Wieder einmal kehrte ich abends nach arbeitsreichem Tag aus Entspannungsgründen bei meinem lieblingsitalienischen Restaurant ein. Francesco, der Kellner, kannte mich und brachte sofort, als er mich sah, eine Flasche Pinot Grigio. Er blickte mich fragend an, wohin ich mich setzen wollte. Da fiel mein Blick auf eine wirklich ausnehmend schöne Frau. Ich wollte mit meinem Blick unauffällig über sie hinweggleiten, um erste visuelle Informationen abzurufen, da fing sie meinen Blick auf, hielt ihn fest und lächelte mich freundlich an. Geistesgegenwärtig trat ich auf sie zu und fragte höflich: „Ist der Platz Ihnen gegenüber noch frei?“
Wortlos blickte sie auf den Platz, was ich körpersprachlich klar als ein „Ja“ deutete. Na, das fing ja furios an. Mein Gott, das würde ein Abend werden.

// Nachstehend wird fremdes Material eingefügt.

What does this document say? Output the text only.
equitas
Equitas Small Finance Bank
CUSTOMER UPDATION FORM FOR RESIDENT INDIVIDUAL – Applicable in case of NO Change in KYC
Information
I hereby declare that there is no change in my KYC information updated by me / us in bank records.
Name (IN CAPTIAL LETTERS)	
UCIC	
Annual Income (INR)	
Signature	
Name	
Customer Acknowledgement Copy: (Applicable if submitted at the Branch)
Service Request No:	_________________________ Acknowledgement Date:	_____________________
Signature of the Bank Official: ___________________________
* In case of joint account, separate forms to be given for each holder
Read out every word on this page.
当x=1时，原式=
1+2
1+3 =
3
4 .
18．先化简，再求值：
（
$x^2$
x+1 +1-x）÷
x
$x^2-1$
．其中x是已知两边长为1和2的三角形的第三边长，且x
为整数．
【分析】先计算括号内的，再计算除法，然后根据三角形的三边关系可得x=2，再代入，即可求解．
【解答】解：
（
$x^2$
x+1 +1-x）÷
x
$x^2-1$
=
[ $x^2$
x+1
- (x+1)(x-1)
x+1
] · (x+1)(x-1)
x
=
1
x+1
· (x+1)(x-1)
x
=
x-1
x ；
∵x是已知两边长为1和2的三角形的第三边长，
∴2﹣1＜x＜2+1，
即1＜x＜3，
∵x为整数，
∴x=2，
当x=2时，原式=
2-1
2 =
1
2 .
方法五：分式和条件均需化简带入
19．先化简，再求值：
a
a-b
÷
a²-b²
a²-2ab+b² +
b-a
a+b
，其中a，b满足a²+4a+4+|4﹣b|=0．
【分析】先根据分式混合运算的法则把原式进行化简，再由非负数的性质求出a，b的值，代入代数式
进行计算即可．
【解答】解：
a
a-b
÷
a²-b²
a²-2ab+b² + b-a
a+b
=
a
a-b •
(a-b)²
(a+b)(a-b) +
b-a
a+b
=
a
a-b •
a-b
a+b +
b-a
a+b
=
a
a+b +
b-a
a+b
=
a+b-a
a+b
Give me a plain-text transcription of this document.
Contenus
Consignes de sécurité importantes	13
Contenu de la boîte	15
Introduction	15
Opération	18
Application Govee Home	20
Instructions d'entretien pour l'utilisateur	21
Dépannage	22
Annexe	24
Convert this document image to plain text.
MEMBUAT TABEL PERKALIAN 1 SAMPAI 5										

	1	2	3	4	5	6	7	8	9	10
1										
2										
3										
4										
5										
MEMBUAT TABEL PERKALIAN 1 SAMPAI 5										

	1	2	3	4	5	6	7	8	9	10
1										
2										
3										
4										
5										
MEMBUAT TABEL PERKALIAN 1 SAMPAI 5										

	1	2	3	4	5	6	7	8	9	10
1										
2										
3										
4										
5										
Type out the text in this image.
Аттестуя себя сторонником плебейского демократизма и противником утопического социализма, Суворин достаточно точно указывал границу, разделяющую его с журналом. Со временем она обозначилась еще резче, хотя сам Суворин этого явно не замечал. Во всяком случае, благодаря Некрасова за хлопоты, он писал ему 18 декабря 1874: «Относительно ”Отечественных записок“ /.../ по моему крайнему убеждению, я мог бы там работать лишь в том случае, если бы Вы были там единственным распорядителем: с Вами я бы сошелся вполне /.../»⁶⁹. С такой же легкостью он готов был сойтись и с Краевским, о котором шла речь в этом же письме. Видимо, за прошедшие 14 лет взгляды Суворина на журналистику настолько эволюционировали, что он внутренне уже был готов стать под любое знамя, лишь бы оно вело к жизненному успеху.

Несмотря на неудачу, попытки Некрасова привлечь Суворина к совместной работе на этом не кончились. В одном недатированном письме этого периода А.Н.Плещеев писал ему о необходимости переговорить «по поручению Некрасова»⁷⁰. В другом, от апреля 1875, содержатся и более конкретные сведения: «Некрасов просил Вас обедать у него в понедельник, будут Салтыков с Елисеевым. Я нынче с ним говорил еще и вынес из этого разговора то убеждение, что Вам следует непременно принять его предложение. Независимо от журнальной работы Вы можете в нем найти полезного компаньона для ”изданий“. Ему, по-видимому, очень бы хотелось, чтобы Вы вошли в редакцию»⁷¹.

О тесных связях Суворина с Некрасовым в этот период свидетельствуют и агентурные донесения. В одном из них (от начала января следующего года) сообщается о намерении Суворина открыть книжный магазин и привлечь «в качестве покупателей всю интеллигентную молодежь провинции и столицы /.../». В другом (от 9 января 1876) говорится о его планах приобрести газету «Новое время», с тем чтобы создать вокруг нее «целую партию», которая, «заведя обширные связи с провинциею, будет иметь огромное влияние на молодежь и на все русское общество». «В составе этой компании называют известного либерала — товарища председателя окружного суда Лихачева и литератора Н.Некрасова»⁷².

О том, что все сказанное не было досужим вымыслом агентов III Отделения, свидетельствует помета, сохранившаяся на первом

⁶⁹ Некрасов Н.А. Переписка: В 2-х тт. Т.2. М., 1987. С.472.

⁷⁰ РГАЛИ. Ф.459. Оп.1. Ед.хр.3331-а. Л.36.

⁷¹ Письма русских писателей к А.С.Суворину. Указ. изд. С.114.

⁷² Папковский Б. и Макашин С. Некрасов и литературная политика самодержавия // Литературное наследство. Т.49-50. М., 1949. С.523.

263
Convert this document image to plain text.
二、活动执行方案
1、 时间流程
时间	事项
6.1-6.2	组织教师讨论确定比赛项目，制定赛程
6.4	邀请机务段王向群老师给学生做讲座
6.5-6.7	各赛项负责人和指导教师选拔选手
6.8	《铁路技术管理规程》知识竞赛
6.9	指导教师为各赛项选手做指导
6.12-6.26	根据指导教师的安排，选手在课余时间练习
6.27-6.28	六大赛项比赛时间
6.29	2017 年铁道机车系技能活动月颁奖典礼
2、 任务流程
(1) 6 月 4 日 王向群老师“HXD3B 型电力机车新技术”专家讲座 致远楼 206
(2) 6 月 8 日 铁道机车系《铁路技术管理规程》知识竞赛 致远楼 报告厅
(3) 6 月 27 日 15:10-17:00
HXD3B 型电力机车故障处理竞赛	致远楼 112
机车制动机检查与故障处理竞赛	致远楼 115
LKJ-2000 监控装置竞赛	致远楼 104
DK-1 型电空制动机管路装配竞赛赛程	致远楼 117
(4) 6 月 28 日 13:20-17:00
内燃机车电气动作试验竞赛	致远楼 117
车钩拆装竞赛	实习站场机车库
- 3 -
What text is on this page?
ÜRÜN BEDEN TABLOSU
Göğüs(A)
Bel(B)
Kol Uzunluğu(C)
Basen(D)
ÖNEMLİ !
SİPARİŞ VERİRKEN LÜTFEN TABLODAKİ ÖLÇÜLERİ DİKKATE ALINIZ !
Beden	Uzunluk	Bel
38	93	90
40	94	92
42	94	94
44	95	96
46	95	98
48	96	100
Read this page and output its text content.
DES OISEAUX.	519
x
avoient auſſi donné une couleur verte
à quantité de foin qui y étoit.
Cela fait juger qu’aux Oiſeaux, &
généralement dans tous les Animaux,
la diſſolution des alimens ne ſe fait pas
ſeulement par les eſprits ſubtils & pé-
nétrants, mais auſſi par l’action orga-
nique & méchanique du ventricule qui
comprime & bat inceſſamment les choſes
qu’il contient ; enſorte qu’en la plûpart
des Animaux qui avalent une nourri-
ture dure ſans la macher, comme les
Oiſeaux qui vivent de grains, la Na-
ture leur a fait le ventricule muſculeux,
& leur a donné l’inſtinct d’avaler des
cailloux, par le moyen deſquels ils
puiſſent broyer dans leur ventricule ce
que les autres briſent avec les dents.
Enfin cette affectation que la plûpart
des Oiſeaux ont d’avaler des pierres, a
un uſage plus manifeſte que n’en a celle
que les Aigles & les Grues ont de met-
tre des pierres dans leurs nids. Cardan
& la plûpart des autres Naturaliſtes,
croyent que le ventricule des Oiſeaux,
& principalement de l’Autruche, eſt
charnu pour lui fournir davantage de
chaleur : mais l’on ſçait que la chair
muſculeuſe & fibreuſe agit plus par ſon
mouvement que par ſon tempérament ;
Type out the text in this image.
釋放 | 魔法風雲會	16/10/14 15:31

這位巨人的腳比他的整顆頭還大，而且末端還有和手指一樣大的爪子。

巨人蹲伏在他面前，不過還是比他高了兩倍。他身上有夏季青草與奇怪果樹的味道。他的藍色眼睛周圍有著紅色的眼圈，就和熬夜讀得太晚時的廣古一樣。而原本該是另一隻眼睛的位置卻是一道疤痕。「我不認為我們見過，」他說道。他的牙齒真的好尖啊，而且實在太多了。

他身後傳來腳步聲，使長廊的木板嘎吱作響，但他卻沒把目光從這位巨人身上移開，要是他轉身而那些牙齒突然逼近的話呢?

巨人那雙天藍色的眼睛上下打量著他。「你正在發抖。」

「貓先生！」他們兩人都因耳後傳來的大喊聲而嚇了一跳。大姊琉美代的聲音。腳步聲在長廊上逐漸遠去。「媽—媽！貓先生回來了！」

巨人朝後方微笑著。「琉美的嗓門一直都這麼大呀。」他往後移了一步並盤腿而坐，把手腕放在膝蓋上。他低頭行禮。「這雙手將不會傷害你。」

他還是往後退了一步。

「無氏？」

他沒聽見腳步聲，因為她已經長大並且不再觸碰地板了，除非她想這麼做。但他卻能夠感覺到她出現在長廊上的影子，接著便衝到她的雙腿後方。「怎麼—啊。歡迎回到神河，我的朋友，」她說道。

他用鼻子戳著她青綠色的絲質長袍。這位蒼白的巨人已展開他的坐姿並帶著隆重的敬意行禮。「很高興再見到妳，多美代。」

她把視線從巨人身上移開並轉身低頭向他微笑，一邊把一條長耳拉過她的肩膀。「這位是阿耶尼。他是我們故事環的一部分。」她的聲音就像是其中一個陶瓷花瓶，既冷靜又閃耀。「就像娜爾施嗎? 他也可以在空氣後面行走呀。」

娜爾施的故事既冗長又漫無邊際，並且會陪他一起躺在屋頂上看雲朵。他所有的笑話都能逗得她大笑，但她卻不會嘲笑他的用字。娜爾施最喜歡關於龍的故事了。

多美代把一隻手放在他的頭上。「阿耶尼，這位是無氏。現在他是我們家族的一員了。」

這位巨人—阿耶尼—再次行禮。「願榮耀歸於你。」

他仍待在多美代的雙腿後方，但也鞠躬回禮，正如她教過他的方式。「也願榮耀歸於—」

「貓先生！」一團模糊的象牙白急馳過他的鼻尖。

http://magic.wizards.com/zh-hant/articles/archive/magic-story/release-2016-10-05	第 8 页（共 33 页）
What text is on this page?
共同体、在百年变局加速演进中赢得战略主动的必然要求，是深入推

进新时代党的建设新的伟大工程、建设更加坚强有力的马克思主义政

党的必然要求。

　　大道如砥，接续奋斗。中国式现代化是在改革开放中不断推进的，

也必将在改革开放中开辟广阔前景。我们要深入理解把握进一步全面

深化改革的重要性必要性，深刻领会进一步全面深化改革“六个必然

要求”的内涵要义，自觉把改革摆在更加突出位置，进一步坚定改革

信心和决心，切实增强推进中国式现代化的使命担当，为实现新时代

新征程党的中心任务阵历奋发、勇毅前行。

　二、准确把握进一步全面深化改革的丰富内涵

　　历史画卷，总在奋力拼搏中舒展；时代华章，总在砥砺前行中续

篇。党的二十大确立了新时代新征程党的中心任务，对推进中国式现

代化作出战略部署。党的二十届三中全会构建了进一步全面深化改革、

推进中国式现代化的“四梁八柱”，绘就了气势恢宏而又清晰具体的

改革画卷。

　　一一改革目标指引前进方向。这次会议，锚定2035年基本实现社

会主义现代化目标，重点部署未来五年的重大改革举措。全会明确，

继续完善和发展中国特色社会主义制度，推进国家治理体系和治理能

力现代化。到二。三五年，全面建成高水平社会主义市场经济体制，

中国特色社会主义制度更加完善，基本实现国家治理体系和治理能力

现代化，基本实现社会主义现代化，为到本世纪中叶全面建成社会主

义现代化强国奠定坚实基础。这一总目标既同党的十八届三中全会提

„Nunja“, dachte ich selbstgefällig, „ich bin ja auch echt attraktiv und mir steht auch ein bisschen Glück zu!“
Francesco stellte die Flasche Wein und das Weinglas auf meinen Platz und blickte mich fragend an. Sofort reagierte ich und fragte die Schöne: „Darf ich Sie auf ein Gläschen Wein einladen?“
Sie verneinte und nippte an ihrem Mineralwasser. Da hätte ich schon gewarnt sein müssen. Ja, wirklich. Flucht wäre das Beste gewesen. Ich hätte es ahnen müssen. Aber nein, ich ahnte nichts. Schönheit blendet und ich war voll in die Falle getappt. Aber so ist das mit Fallen: Erst, wenn sie zugeschnappt sind, bemerkt man sie.
Also prostete ich ihr linkisch zu, um mir voller Vorfreude die ersten Schlucke meines köstlichen Wohlgetränks einzuverleiben.
Währte mein Genuss lange? Weit gefehlt. Meine mit jedem Schluck schöner werdende Gegenüber entpuppte sich als professionelle Spielverderberin.
Belehrend eröffnete sie ihren Monolog: „Alkohol ist ein Lösungsmittel. Sie versuchen, irgendein Problem zu lösen, aber nehmen den falschen Weg.“
Sie blickte mir tief in die Augen und ich dachte schon, nach meinem verunglückten Einstieg würde alles vielleicht doch noch gut werden.
Aber sie sprach mit sanfter, einnehmender Stimme: „Wissen Sie, dass Sie Alkoholiker sind?“
Ich fiel aus allen Wolken. Ein so hartes Wort für meine kultivierte Angewohnheit, hie und da ein Gläschen Wein zu trinken. Was sollte das? Wollte sie mich anmachen? Fertigmachen? Oder was war ihr Plan? Mich hinter einem Sprichwort versteckend, antwortete ich: „Ein Gläschen in Ehren kann niemand verwehren.“
Sie lachte. Aber nicht glockenhell, wie ihre hübschen Gesichtszüge hätten vermuten lassen, sondern eher scheppernd, wie wenn ein Küchenregal mit Blechschüsseln zusammenbricht.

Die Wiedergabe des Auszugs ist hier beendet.